Tax and property
There are a variety of taxes and other imposts involved in property development and/or investment. This may include:
- duty and GST on the acquisition of the property;
- land tax whilst holding the property; and
- income tax and GST on the eventual sale of the property.
How you are taxed is an important input into any meaningful feasibility study, as is the timing of these outgoings in order to accurately forecast cashflows and/or debt drawdowns.
Tax issues for property developers
Property developers are generally taxed under the trading stock regime or under ordinary income/revenue rules.
As such, the choice of structure is important, particularly in order to adopt a structure that provides a measure of asset protection and the ability to trap surplus profits not required for personal reasons in a tax-effective manner ready for re-deployment into the next project.

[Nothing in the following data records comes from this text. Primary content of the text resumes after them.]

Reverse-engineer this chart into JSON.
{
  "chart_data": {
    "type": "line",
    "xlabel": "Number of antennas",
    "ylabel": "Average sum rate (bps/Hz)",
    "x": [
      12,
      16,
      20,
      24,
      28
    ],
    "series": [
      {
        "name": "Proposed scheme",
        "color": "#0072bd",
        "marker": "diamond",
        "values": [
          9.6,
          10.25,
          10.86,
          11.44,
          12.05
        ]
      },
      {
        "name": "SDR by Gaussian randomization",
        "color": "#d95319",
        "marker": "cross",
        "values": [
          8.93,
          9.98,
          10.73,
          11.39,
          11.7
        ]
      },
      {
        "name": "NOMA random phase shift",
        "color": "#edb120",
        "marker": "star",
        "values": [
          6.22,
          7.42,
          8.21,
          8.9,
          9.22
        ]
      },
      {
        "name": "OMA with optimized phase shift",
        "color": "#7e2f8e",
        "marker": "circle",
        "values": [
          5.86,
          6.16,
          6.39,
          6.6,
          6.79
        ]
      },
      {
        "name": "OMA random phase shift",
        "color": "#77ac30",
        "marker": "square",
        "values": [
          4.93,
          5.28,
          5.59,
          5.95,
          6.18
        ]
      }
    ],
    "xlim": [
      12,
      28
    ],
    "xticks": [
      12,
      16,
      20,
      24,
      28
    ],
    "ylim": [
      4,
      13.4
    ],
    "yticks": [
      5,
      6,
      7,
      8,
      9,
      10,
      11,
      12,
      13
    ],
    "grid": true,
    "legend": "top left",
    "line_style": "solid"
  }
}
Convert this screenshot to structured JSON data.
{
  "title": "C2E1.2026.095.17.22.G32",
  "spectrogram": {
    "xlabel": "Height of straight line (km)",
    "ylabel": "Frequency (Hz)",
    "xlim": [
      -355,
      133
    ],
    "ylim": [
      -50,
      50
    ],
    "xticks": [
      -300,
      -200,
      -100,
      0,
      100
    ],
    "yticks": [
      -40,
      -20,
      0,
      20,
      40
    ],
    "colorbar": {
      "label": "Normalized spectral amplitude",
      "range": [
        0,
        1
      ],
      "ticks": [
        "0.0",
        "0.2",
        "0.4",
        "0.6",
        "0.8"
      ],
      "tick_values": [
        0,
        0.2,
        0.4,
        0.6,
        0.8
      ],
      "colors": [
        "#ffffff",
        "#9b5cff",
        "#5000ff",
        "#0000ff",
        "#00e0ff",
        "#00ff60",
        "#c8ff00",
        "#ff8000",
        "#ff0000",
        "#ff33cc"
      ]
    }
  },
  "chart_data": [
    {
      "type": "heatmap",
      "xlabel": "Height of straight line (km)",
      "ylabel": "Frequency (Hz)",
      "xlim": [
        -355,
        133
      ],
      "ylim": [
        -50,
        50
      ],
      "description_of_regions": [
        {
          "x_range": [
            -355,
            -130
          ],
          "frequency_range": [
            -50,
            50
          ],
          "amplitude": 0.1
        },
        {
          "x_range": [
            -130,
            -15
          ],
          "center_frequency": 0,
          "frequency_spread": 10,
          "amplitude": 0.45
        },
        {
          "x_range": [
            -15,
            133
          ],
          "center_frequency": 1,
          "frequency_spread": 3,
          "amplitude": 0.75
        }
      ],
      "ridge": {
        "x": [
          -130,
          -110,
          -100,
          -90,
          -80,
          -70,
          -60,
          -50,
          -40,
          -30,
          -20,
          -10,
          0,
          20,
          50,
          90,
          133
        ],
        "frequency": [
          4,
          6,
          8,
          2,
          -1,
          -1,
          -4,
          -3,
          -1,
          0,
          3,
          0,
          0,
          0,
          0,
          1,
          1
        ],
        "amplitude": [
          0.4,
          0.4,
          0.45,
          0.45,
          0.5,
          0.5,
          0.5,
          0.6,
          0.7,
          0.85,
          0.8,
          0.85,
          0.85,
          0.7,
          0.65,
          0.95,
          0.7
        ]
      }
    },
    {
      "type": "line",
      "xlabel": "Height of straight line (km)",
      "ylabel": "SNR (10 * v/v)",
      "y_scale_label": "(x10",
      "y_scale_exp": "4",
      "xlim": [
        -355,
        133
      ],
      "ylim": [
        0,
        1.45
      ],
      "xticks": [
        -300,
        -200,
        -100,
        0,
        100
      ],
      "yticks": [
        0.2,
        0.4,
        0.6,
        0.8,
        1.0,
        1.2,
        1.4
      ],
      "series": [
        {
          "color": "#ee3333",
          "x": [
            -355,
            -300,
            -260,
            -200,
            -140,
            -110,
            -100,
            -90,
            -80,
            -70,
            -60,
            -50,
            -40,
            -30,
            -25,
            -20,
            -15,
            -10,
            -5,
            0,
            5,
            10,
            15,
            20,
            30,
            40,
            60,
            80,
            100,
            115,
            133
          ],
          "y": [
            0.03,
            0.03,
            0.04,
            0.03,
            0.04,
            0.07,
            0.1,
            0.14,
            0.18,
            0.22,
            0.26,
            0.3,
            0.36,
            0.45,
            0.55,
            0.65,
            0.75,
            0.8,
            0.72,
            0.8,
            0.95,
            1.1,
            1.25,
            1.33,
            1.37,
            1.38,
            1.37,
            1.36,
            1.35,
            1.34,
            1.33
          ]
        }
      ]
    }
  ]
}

Tax issues for property investors
With property investors, the choice of structure is equally important as the financial feasibility, for example, given Australia’s house prices and rental yields, many investment properties are negatively geared, however, notwithstanding the asset protection and distribution flexibility of a discretionary trust:
- any losses are trapped in the trust and cannot be distributed out to the beneficiaries to offset their income from other sources (although they may be carried forward subject to loss testing rules);
- in NSW, they are not eligible for the land tax-free threshold (meaning that they pay land tax from the first $1) which can increase the negative gearing losses which has to be funded from other sources.
Understanding these structuring issues, the tax and duty issues unique to each and how they impact you in your particular circumstances is the key to identifying which one suits you and why.”